The filing also seeks testimony from Krzyzewski while pointing to comments he made on the NCAA’s pay-for-play scandal in 2018.
“Testimony from Coach K is warranted regarding his statements about the NCAA “pay to play” scandal as, when questions about some and any alleged involvement by Duke, he stated that the scandal was just a “blip/minute,” the filing reads.
Wednesday’s filings also point to Nike representatives discussing alleged payments to Williamson in 2017, citing Southern District of New York court records. Duke is a Nike school.
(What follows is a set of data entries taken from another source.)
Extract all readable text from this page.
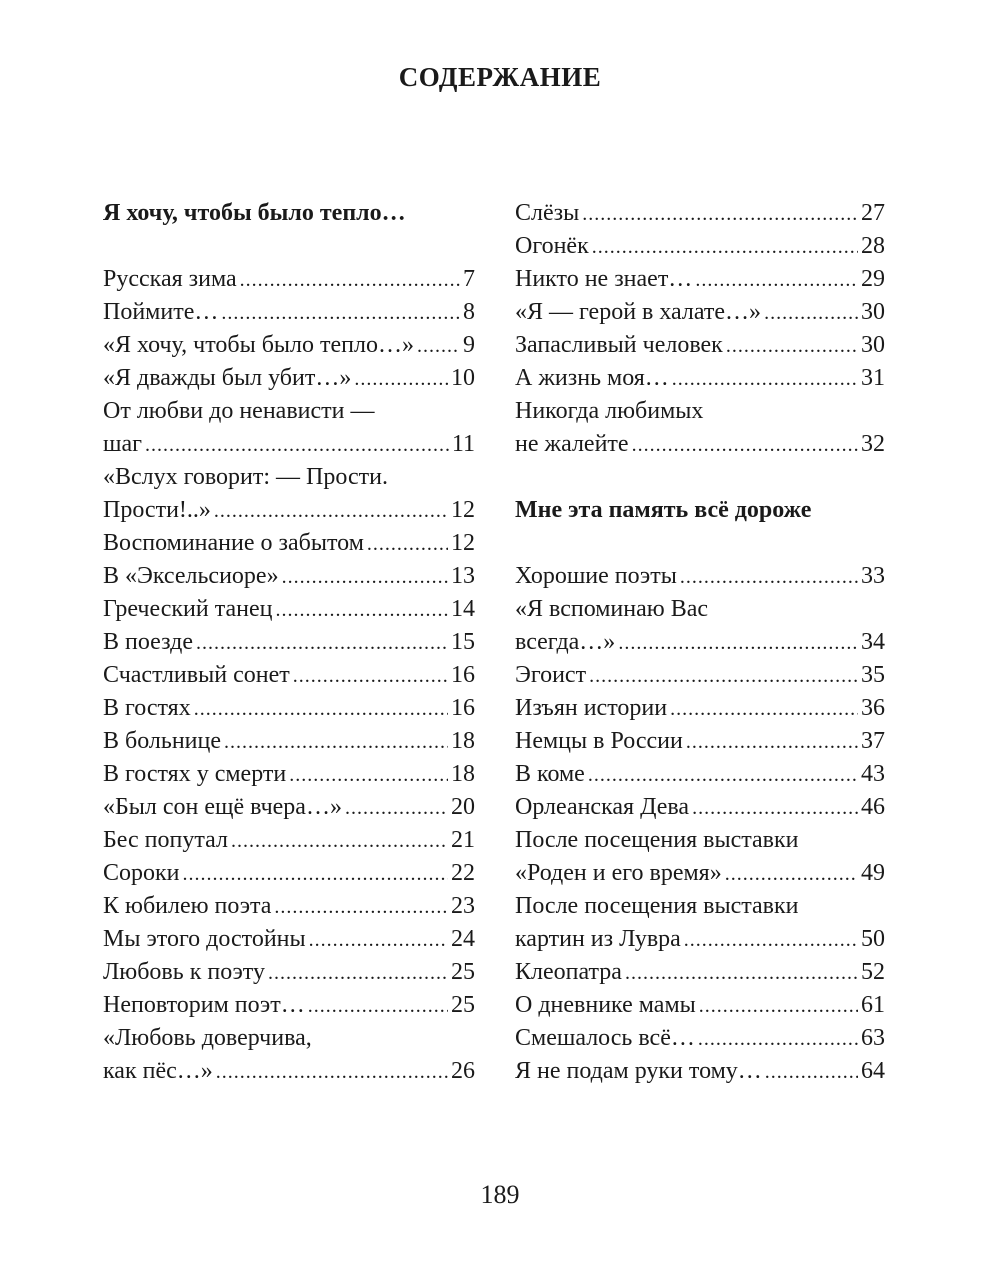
СОДЕРЖАНИЕ
Я хочу, чтобы было тепло…
Русская зима .....	7
Поймите… .....	8
«Я хочу, чтобы было тепло…» ..... 9
«Я дважды был убит…» .....	10
От любви до ненависти —
шаг .....	11
«Вслух говорит: — Прости.
Прости!..» .....	12
Воспоминание о забытом .....	12
В «Эксельсиоре» .....	13
Греческий танец .....	14
В поезде .....	15
Счастливый сонет .....	16
В гостях .....	16
В больнице .....	18
В гостях у смерти .....	18
«Был сон ещё вчера…» .....	20
Бес попутал .....	21
Сороки .....	22
К юбилею поэта .....	23
Мы этого достойны .....	24
Любовь к поэту .....	25
Неповторим поэт… .....	25
«Любовь доверчива,
как пёс…» .....	26
Слёзы .....	27
Огонёк .....	28
Никто не знает… .....	29
«Я — герой в халате…» .....	30
Запасливый человек .....	30
А жизнь моя… .....	31
Никогда любимых
не жалейте .....	32
Мне эта память всё дороже
Хорошие поэты .....	33
«Я вспоминаю Вас
всегда…» .....	34
Эгоист .....	35
Изъян истории .....	36
Немцы в России .....	37
В коме .....	43
Орлеанская Дева .....	46
После посещения выставки
«Роден и его время» .....	49
После посещения выставки
картин из Лувра .....	50
Клеопатра .....	52
О дневнике мамы .....	61
Смешалось всё… .....	63
Я не подам руки тому… .....	64
189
The public record evidence that Gina Ford relies on to sow doubts about Zion Williamson’s eligibility as a “student-athlete” are various exhibits from SNDY college basketball corruption case. Among them are text messages between Nike officials discussing payment to Zion in 2017. pic.twitter.com/FFW4dVKvgn— Daniel Wallach (@WALLACHLEGAL) June 10, 2020
Williamson’s lawyer: ‘Shameful attempt to distract’
Williamson's attorney Jeffrey S. Klein called the filing “a shameful attempt to distract from their admitted violations of North Carolina law” in a statement provided to the Raleigh News & Observer.
“As Duke University stated in 2019, they and the NCAA both investigated and confirmed Mr. Williamson's student-athlete eligibility," Klein wrote. "The defendants' baseless allegations are a continuation of the predatory acts the agent statute was designed to protect against.”
Williamson played one season at Duke before becoming the No. 1 overall pick by the New Orleans Pelicans in the 2019 NBA draft. Prime Marketing filed its lawsuit last June on the eve of the NBA draft, a week after Williamson filed his lawsuit against the agency.